I tried running the notebook provided here for finetuning LLaVaNeXT: https://github.com/NielsRogge/Transformers-Tutorials/blob/master/LLaVa-NeXT/Fine_tune_LLaVaNeXT_on_a_custom_dataset_(with_PyTorch_Lightning).ipynb

However, during training, I encountered the following error: ValueError: Image features and image tokens do not match: tokens: 251, features 2160

Im using transformers==4.51.3 and did not modify the notebook. I attempted to debug this by reviewing the code around the collate function, but couldn’t find the issue. Has anyone else run into this error or might have ideas on what’s going wrong?

Thanks

benjwolff avatar May 03 '25 15:05 benjwolff

cc @zucchini-nlp

NielsRogge avatar May 03 '25 17:05 NielsRogge

@benjwolff hey, can you try increasing MAX_LENGTH to 3000 tokens? In latest transformers versions we include all image tokens to max length count, and from next release we'll be raising errors when max length is too small to include all image tokens.
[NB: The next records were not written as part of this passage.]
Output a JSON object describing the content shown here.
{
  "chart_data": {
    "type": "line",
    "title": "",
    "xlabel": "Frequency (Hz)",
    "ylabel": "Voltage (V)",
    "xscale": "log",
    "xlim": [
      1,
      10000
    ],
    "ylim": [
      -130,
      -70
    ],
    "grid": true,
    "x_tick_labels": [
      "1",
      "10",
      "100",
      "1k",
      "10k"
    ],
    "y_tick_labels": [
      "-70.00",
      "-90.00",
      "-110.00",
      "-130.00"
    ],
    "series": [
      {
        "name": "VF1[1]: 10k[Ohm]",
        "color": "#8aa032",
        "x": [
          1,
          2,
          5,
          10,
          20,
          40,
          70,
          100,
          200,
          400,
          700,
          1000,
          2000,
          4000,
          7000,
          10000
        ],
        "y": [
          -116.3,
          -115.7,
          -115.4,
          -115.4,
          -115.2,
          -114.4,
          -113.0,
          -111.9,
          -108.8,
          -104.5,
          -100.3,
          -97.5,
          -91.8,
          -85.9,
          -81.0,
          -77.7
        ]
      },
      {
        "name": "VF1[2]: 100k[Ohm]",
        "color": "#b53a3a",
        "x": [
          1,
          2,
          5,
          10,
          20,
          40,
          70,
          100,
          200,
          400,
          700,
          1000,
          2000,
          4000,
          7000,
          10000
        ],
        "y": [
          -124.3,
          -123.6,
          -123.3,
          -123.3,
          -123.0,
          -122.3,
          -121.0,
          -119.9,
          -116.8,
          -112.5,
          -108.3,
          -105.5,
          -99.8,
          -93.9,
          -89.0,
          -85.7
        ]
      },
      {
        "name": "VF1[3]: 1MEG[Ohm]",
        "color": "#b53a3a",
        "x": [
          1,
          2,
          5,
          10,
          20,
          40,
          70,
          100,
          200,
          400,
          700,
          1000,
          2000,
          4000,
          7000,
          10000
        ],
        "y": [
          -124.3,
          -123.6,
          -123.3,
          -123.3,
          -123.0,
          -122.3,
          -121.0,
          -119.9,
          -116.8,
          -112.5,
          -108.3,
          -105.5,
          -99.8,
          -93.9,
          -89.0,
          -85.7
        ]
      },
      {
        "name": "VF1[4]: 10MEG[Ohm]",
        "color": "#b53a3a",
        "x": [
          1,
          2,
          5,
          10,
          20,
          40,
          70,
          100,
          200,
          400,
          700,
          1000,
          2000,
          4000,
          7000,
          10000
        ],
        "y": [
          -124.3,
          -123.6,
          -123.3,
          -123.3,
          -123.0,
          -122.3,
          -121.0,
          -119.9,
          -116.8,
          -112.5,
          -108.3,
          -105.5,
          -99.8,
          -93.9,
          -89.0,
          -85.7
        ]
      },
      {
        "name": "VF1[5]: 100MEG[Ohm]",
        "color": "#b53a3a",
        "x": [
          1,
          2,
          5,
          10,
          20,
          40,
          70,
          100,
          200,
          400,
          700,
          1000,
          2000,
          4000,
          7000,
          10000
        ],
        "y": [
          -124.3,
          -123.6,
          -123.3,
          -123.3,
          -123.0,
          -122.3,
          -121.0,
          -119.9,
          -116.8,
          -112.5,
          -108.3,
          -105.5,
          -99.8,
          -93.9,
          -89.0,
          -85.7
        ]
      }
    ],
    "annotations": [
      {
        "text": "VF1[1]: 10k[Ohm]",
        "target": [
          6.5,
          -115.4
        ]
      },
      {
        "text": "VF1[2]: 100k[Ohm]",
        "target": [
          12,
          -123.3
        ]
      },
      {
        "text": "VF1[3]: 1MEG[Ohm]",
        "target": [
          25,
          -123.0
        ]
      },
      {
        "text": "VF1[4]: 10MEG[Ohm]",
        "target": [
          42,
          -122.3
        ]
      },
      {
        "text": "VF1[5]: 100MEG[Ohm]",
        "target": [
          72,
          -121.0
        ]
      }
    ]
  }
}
Until then you can indicate a very large length so tokens do not get truncated

zucchini-nlp avatar May 06 '25 11:05 zucchini-nlp

@zucchini-nlp Thanks for helping out! Increasing MAX_LENGTH to 3000 resolves the mismatch issue, but now I’m running into memory problems. With an A100 (40GB), it runs out of RAM during training.

benjwolff avatar May 06 '25 12:05 benjwolff

Yeah, llava next requires huge memory. I ran the script on 80GB iirc.

zucchini-nlp avatar May 06 '25 13:05 zucchini-nlp